Don't be fooled. Vote no on Proposals 2 and 4.
Don't be confused
Through all the smoke the issues in this election cycle are clear. If we're a democracy, we must not validate that which is undemocratic. A middle class under siege while an unprecedented concentration of wealth wields unlimited influence on our elections; an underfunded, crumbling infrastructure, including education and health care; we're forced to endure a political process that allows for shameless lies and deceptions.
There was even a blatant attempt to "complicate" the voting process with the clear intent to disenfranchise certain voters. Don't let them confuse you. It's all there in the party platforms. Vote Democratic — for our democracy.
'Needs' and 'wants'
What a coincidence that TCAPS packages the bond proposal to include $56 million for much-needed building repairs with $26 million for a new performing arts center. Why not separate the two initiatives and let them stand on their own merit? They now jeopardize the much-needed resources for building renovations by coupling it with a "fluff' project.
In these strained economic times, isn't it ironic that our school administrators have difficulty making the distinction between "needs" and "wants." Hoodwinked, not.

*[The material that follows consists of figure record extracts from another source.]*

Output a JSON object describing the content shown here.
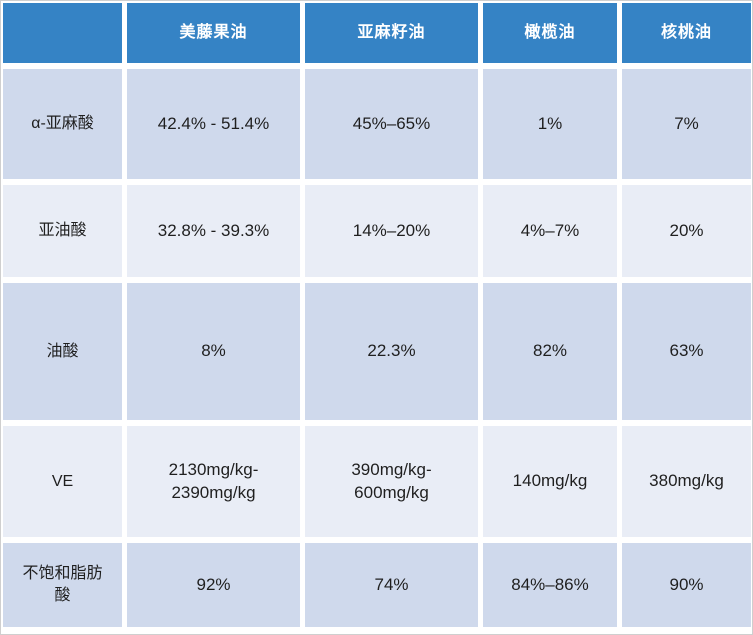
{
  "chart_data": {
    "type": "table",
    "title": "",
    "corner_label": "",
    "columns": [
      "美藤果油",
      "亚麻籽油",
      "橄榄油",
      "核桃油"
    ],
    "rows": [
      {
        "label": "α-亚麻酸",
        "values": [
          "42.4% - 51.4%",
          "45%–65%",
          "1%",
          "7%"
        ]
      },
      {
        "label": "亚油酸",
        "values": [
          "32.8% - 39.3%",
          "14%–20%",
          "4%–7%",
          "20%"
        ]
      },
      {
        "label": "油酸",
        "values": [
          "8%",
          "22.3%",
          "82%",
          "63%"
        ]
      },
      {
        "label": "VE",
        "values": [
          "2130mg/kg-\n2390mg/kg",
          "390mg/kg-\n600mg/kg",
          "140mg/kg",
          "380mg/kg"
        ]
      },
      {
        "label": "不饱和脂肪\n酸",
        "values": [
          "92%",
          "74%",
          "84%–86%",
          "90%"
        ]
      }
    ],
    "layout": {
      "banding": "rows 1,3,5 dark lavender; rows 2,4 light lavender",
      "grid": "white gutters between all cells",
      "header_position": "top row, blue, first column corner blank"
    }
  },
  "colors": {
    "header_bg": "#3583C5",
    "header_text": "#FFFFFF",
    "row_dark": "#CFD9EC",
    "row_light": "#E9EDF6",
    "cell_text": "#1F1F1F",
    "gutter": "#FFFFFF",
    "frame_border": "#CFCFCF"
  }
}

I have practiced law before the Grand Traverse County Probate Court for 40 years. For the past 15 years I have either practiced law with Kirsten L. Keilitz or before her as Circuit Court Family Division Referee or as Probate Court Referee. I am one of the 125 local lawyers who endorsed Ms. Keilitz in the Oct. 1 edition of the Record-Eagle. Ms. Keilitz is principled, extremely competent, even tempered and diligent in all that she undertakes. She is the most qualified candidate to be our next Grand Traverse County Probate Judge.
Michael D. Lewis
Dig deeper into facts
I will proudly vote "yes" for Traverse City Area Public Schools' bond proposal and, ultimately, for our children. Safety and efficiency of the enormous infrastructure that TCAPS manages is part of what allows our children to be globally competitive. Understanding more about the financial integrity of our public school system, I trust my investment in TCAPS. If it seems any part of this bond request is not appropriate for the betterment of our youth, please dig deeper into the facts. Our children deserve a vibrant and safe learning environment. None of this is a luxury, it is a necessity.